Apple currently uses back-lit LCDs in its equipment supplied by such companies as Sharp Samsung and Japan Display but is expected to move towards OLED displays, a move already taken by Samsung in mobile devices and by TV makers. Samsung has already introduced flexible OLED screens and foldable and rollable screens are considered a next development.
Triptych 5.9-inch AMOLED display. Source: Japanese research institute Semiconductor Energy Laboratory.
Next: OLED envy?
Apple could be using the facility at Longtan to develop its own OLED manufacturing processes for displays that it could then outsource to local Taiwanese manufacturing companies such as AU Optronics and Innolux Corp.
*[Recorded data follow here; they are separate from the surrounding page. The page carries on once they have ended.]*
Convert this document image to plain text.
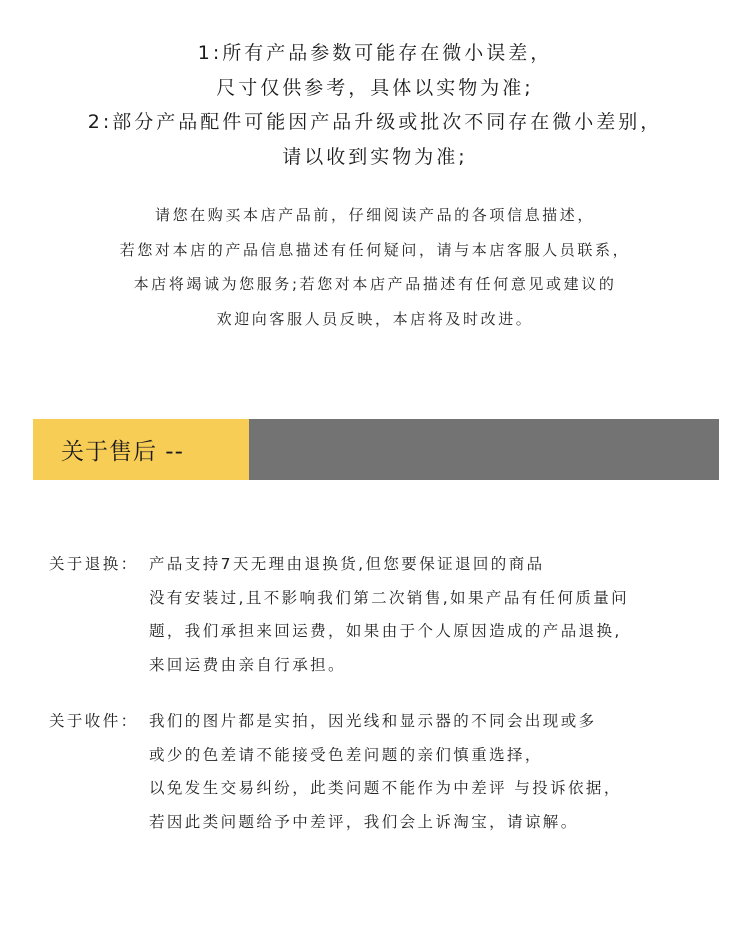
1:所有产品参数可能存在微小误差，
尺寸仅供参考，具体以实物为准;
2:部分产品配件可能因产品升级或批次不同存在微小差别，
请以收到实物为准;
请您在购买本店产品前，仔细阅读产品的各项信息描述，
若您对本店的产品信息描述有任何疑问，请与本店客服人员联系，
本店将竭诚为您服务;若您对本店产品描述有任何意见或建议的
欢迎向客服人员反映，本店将及时改进。
关于售后 --
关于退换： 产品支持7天无理由退换货,但您要保证退回的商品
没有安装过,且不影响我们第二次销售,如果产品有任何质量问
题，我们承担来回运费，如果由于个人原因造成的产品退换,
来回运费由亲自行承担。
关于收件： 我们的图片都是实拍，因光线和显示器的不同会出现或多
或少的色差请不能接受色差问题的亲们慎重选择，
以免发生交易纠纷，此类问题不能作为中差评 与投诉依据，
若因此类问题给予中差评，我们会上诉淘宝，请谅解。
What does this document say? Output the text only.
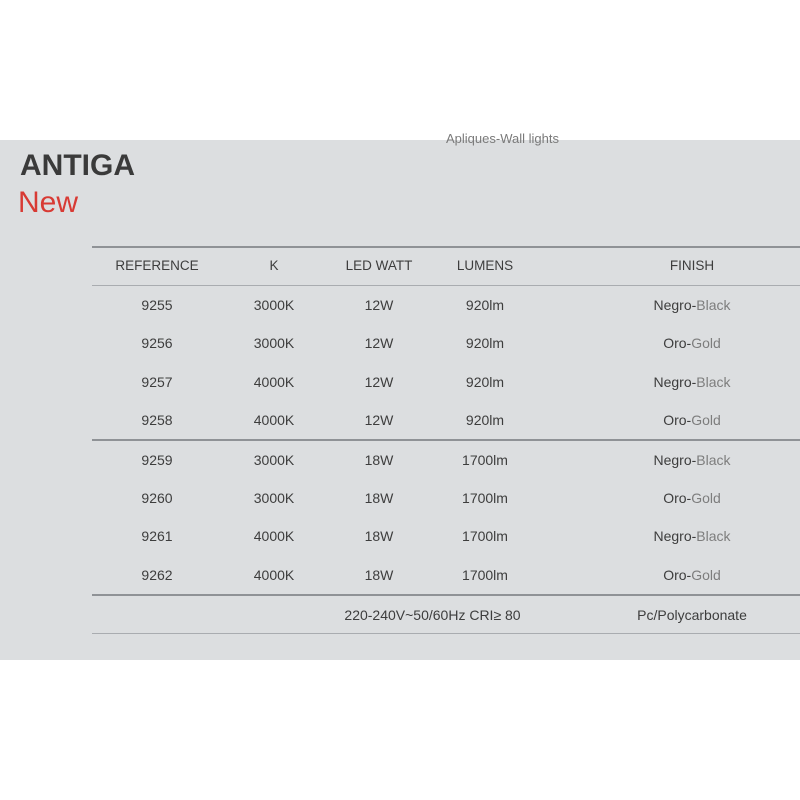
Apliques-Wall lights
ANTIGA
New
REFERENCE	K	LED WATT	LUMENS	FINISH
9255	3000K	12W	920lm	Negro-Black
9256	3000K	12W	920lm	Oro-Gold
9257	4000K	12W	920lm	Negro-Black
9258	4000K	12W	920lm	Oro-Gold
9259	3000K	18W	1700lm	Negro-Black
9260	3000K	18W	1700lm	Oro-Gold
9261	4000K	18W	1700lm	Negro-Black
9262	4000K	18W	1700lm	Oro-Gold
220-240V~50/60Hz CRI≥ 80	Pc/Polycarbonate
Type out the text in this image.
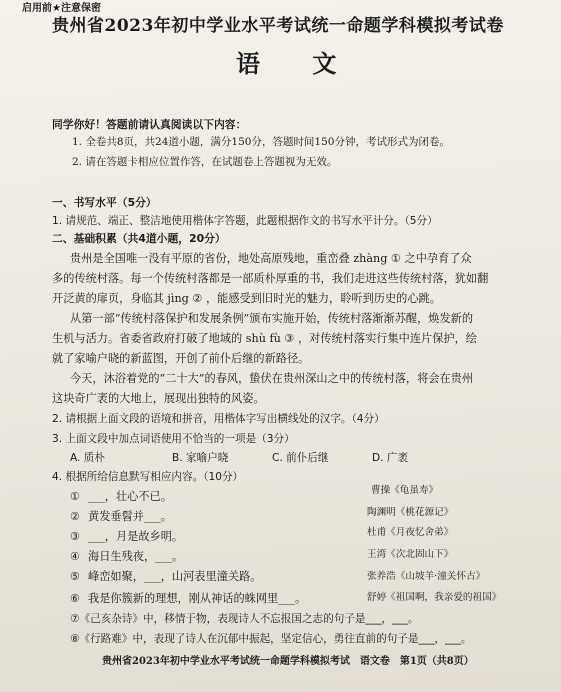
启用前★注意保密
贵州省2023年初中学业水平考试统一命题学科模拟考试卷
语 文
同学你好！答题前请认真阅读以下内容：
1. 全卷共8页，共24道小题，满分150分，答题时间150分钟，考试形式为闭卷。
2. 请在答题卡相应位置作答，在试题卷上答题视为无效。
一、书写水平（5分）
1. 请规范、端正、整洁地使用楷体字答题，此题根据作文的书写水平计分。（5分）
二、基础积累（共4道小题，20分）
贵州是全国唯一没有平原的省份，地处高原残地，重峦叠 zhàng ① 之中孕育了众
多的传统村落。每一个传统村落都是一部质朴厚重的书，我们走进这些传统村落，犹如翻
开泛黄的扉页，身临其 jìng ② ，能感受到旧时光的魅力，聆听到历史的心跳。
从第一部“传统村落保护和发展条例”颁布实施开始，传统村落渐渐苏醒，焕发新的
生机与活力。省委省政府打破了地域的 shù fù ③ ，对传统村落实行集中连片保护，绘
就了家喻户晓的新蓝图，开创了前仆后继的新路径。
今天，沐浴着党的“二十大”的春风，蛰伏在贵州深山之中的传统村落，将会在贵州
这块奇广袤的大地上，展现出独特的风姿。
2. 请根据上面文段的语境和拼音，用楷体字写出横线处的汉字。（4分）
3. 上面文段中加点词语使用不恰当的一项是（3分）
A. 质朴	B. 家喻户晓	C. 前仆后继	D. 广袤
4. 根据所给信息默写相应内容。（10分）
① ___，壮心不已。	曹操《龟虽寿》
② 黄发垂髫并___。	陶渊明《桃花源记》
③ ___，月是故乡明。	杜甫《月夜忆舍弟》
④ 海日生残夜，___。	王湾《次北固山下》
⑤ 峰峦如聚，___，山河表里潼关路。	张养浩《山坡羊·潼关怀古》
⑥ 我是你簇新的理想，刚从神话的蛛网里___。	舒婷《祖国啊，我亲爱的祖国》
⑦《己亥杂诗》中，移情于物，表现诗人不忘报国之志的句子是___，___。
⑧《行路难》中，表现了诗人在沉郁中振起，坚定信心，勇往直前的句子是___，___。
贵州省2023年初中学业水平考试统一命题学科模拟考试　语文卷　第1页（共8页）
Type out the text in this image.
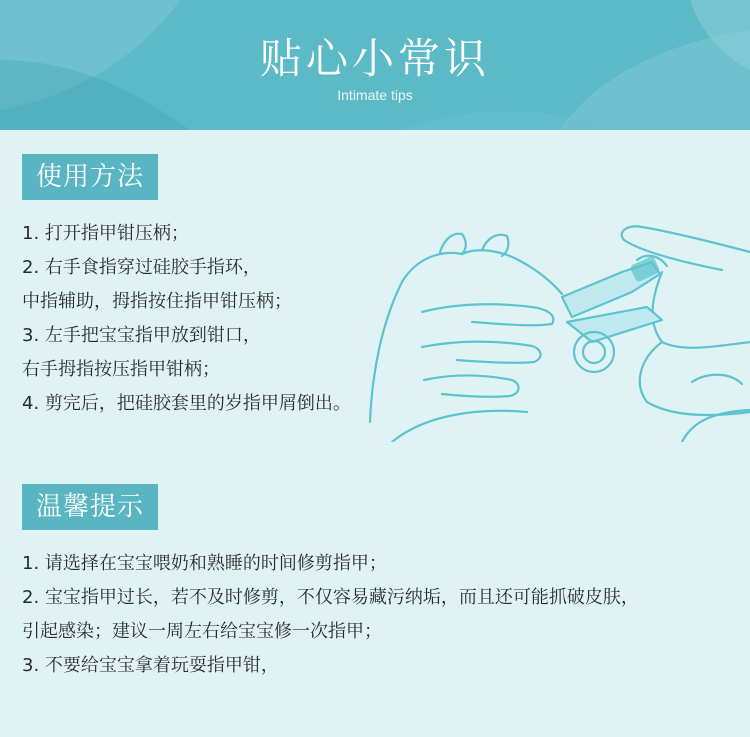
贴心小常识
Intimate tips
使用方法
1. 打开指甲钳压柄；
2. 右手食指穿过硅胶手指环，
中指辅助，拇指按住指甲钳压柄；
3. 左手把宝宝指甲放到钳口，
右手拇指按压指甲钳柄；
4. 剪完后，把硅胶套里的岁指甲屑倒出。
温馨提示
1. 请选择在宝宝喂奶和熟睡的时间修剪指甲；
2. 宝宝指甲过长，若不及时修剪，不仅容易藏污纳垢，而且还可能抓破皮肤，
引起感染；建议一周左右给宝宝修一次指甲；
3. 不要给宝宝拿着玩耍指甲钳，
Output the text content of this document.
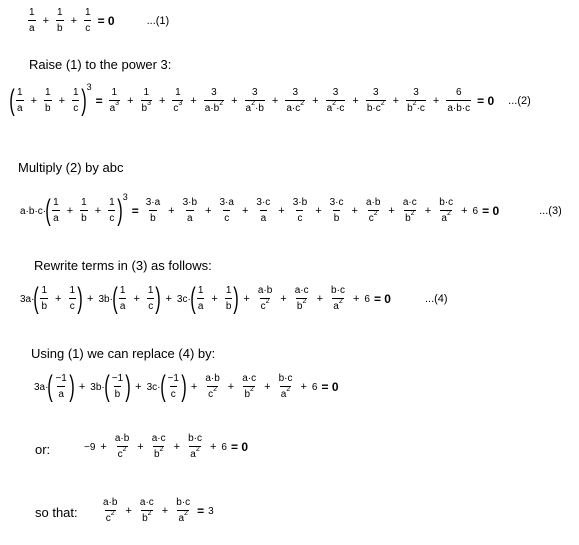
$\frac{1}{a} + \frac{1}{b} + \frac{1}{c} = 0$	...(1)
Raise (1) to the power 3:
( $\frac{1}{a} + \frac{1}{b} + \frac{1}{c}$ ) 3
= $\frac{1}{a^3} + \frac{1}{b^3} + \frac{1}{c^3} + \frac{3}{a\cdot b^2} + \frac{3}{a^2\cdot b} + \frac{3}{a\cdot c^2} + \frac{3}{a^2\cdot c} + \frac{3}{b\cdot c^2} + \frac{3}{b^2\cdot c} + \frac{6}{a\cdot b\cdot c} = 0$ ...(2)
Multiply (2) by abc
a·b·c· ( $\frac{1}{a} + \frac{1}{b} + \frac{1}{c}$ ) 3
= $\frac{3\cdot a}{b} + \frac{3\cdot b}{a} + \frac{3\cdot a}{c} + \frac{3\cdot c}{a} + \frac{3\cdot b}{c} + \frac{3\cdot c}{b} + \frac{a\cdot b}{c^2} + \frac{a\cdot c}{b^2} + \frac{b\cdot c}{a^2} + 6 = 0$	...(3)
Rewrite terms in (3) as follows:
3a· ( $\frac{1}{b} + \frac{1}{c}$ ) + 3b· ( $\frac{1}{a} + \frac{1}{c}$ ) + 3c· ( $\frac{1}{a} + \frac{1}{b}$ ) + $\frac{a\cdot b}{c^2} + \frac{a\cdot c}{b^2} + \frac{b\cdot c}{a^2} + 6 = 0$	...(4)
Using (1) we can replace (4) by:
3a· ( $\frac{-1}{a}$ ) + 3b· ( $\frac{-1}{b}$ ) + 3c· ( $\frac{-1}{c}$ ) + $\frac{a\cdot b}{c^2} + \frac{a\cdot c}{b^2} + \frac{b\cdot c}{a^2} + 6 = 0$
or:	$-9 + \frac{a\cdot b}{c^2} + \frac{a\cdot c}{b^2} + \frac{b\cdot c}{a^2} + 6 = 0$
so that: $\frac{a\cdot b}{c^2} + \frac{a\cdot c}{b^2} + \frac{b\cdot c}{a^2} = 3$
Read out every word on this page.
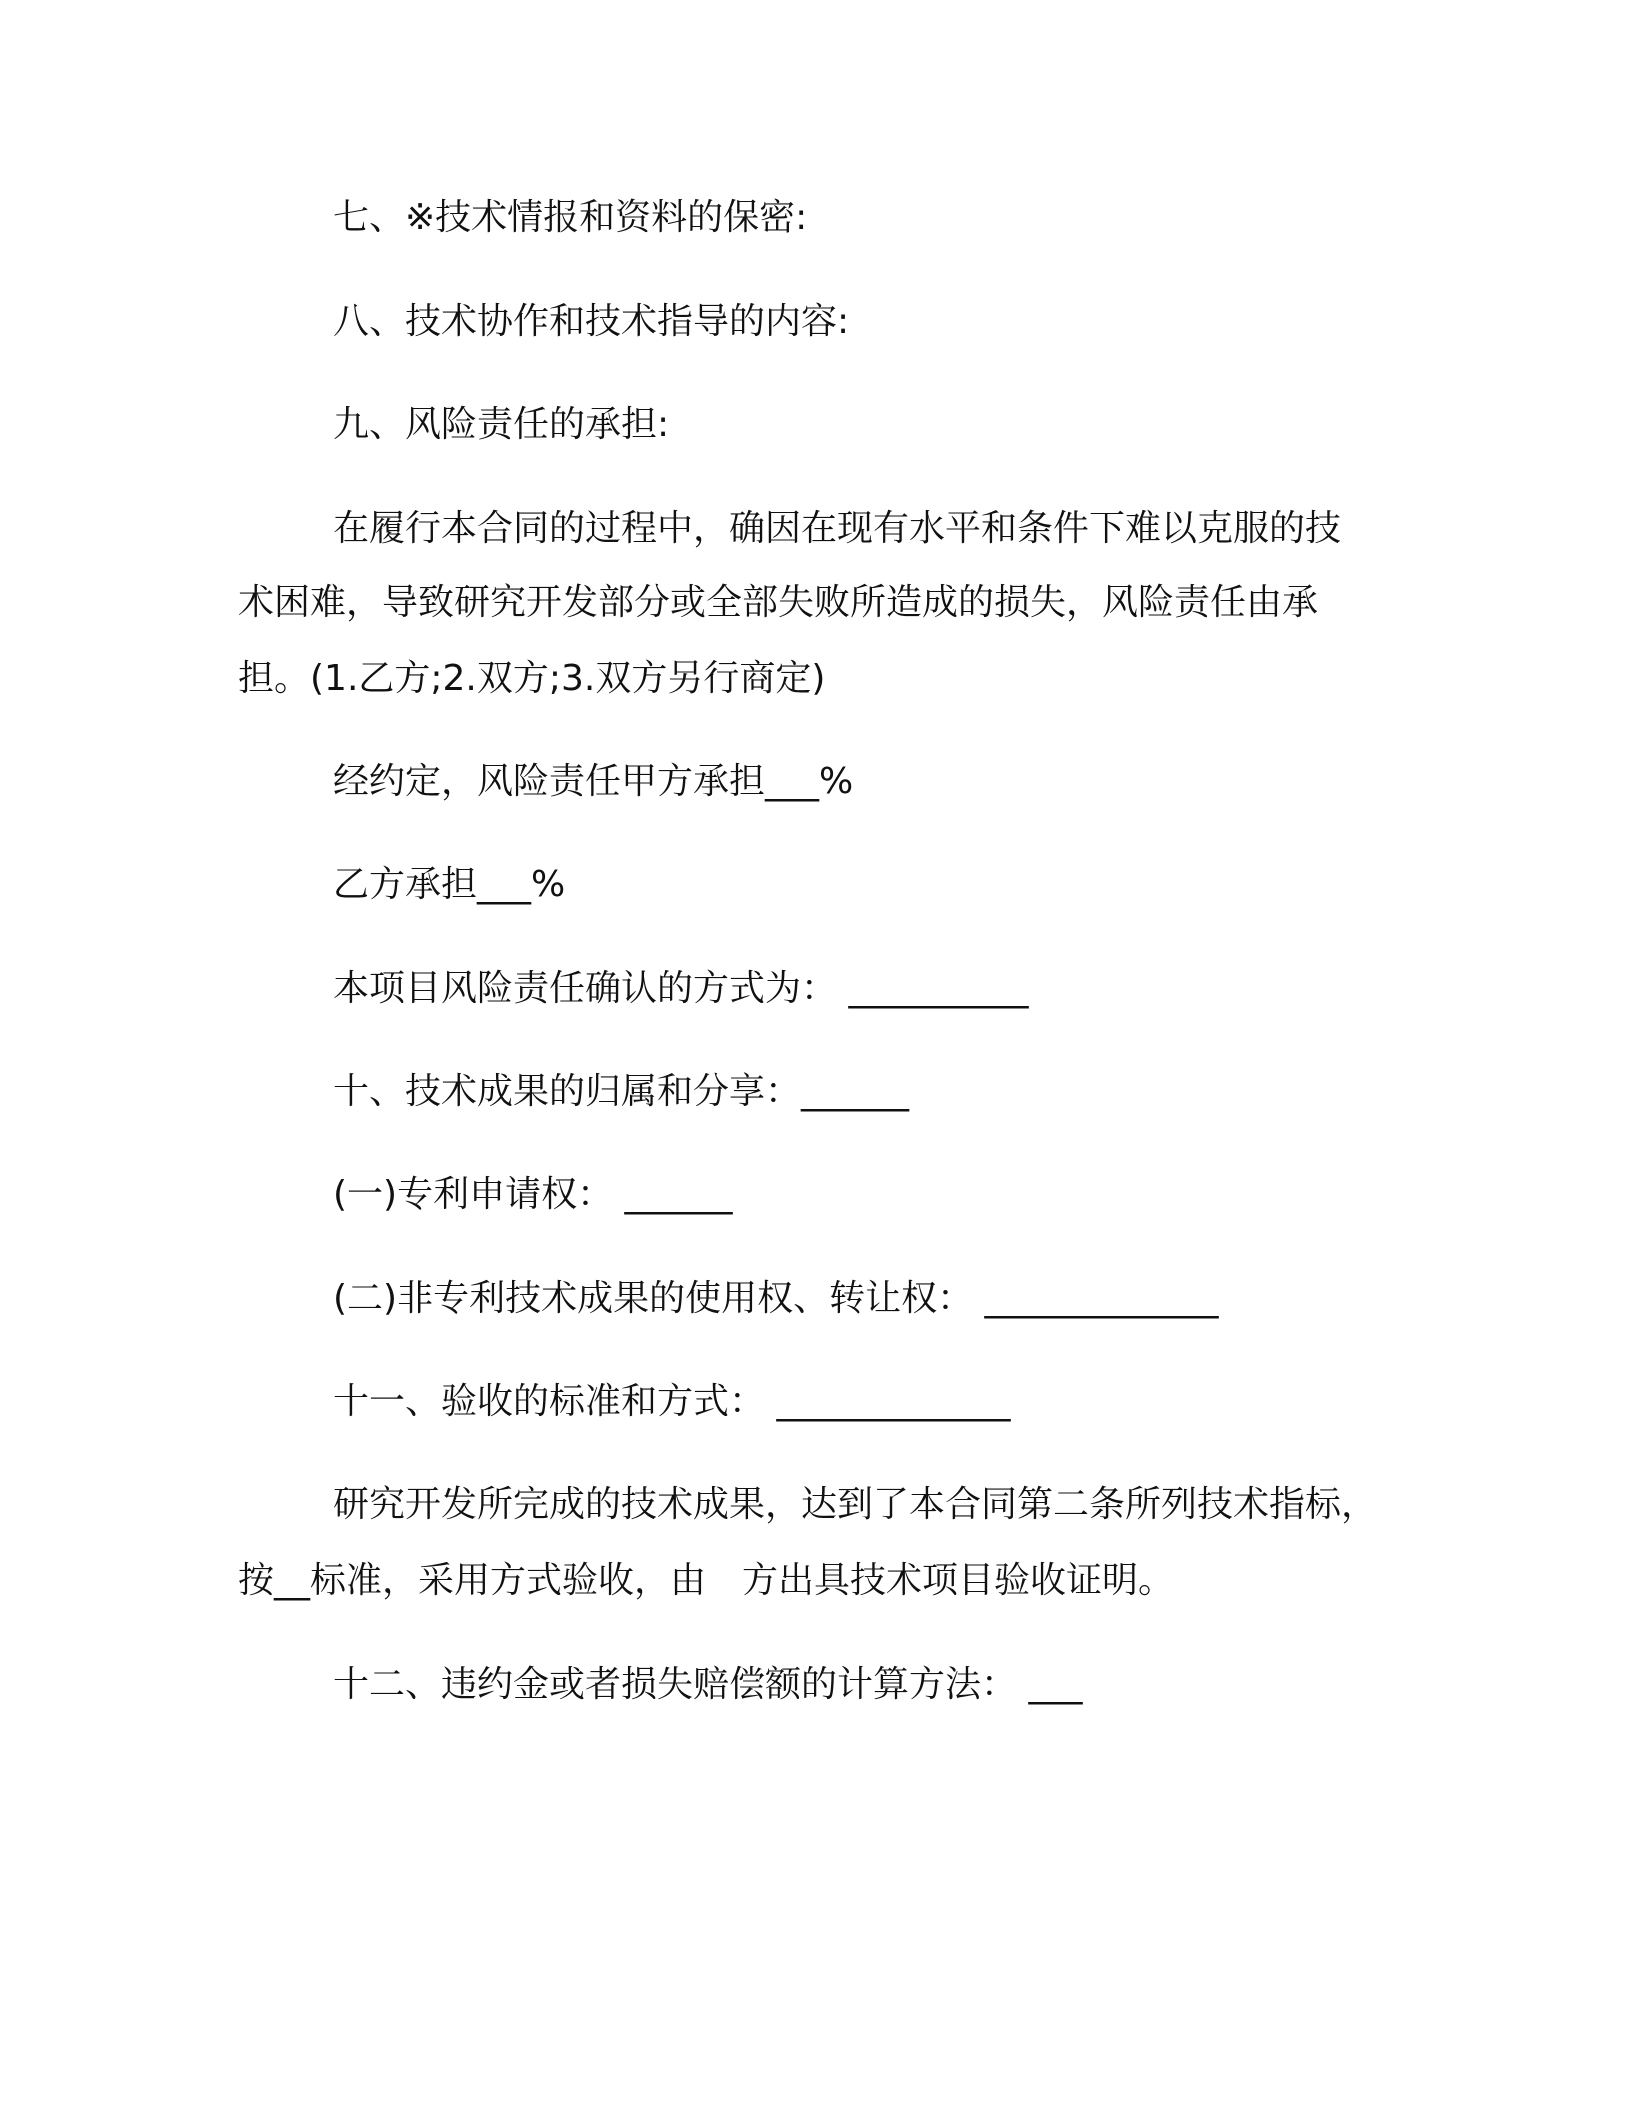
七、※技术情报和资料的保密:
八、技术协作和技术指导的内容:
九、风险责任的承担:
在履行本合同的过程中，确因在现有水平和条件下难以克服的技
术困难，导致研究开发部分或全部失败所造成的损失，风险责任由承
担。(1.乙方;2.双方;3.双方另行商定)
经约定，风险责任甲方承担___%
乙方承担___%
本项目风险责任确认的方式为： __________
十、技术成果的归属和分享：______
(一)专利申请权： ______
(二)非专利技术成果的使用权、转让权： _____________
十一、验收的标准和方式： _____________
研究开发所完成的技术成果，达到了本合同第二条所列技术指标，
按__标准，采用方式验收，由　方出具技术项目验收证明。
十二、违约金或者损失赔偿额的计算方法： ___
This would reduce its dependence on companies such as Samsung who might otherwise control and limit Apple’s access to the latest technologies.
Apple is increasingly pulling component and subsystem engineering in-house as evidenced by the news it has bought a small-volume 200mm wafer fab in Silicon Valley (see Apple buys wafer fab in San Jose).
It is unlikely that Apple has done more than taken over a building previously occupied by Qualcomm although Qualcomm has previously said it would seek licensees for its Mirasol technology.
Mirasol dates back to before 2004 when Qualcomm paid $170 million for startup company Iridigm Display Corp., which originally developed the technology. Back in 2012 the company pulled back from using its Mirasol display and said it would seek licensees for the technology. But with no further announcements it seemed that Mirasol would join a number of other display technologies as an engineering curiousity but commercial failure.
A Mirasol display was used in the Toq, a proof-of-concept smartwatch that Qualcomm released in December 2013, but this smartwatch was itself not a conspicuous success.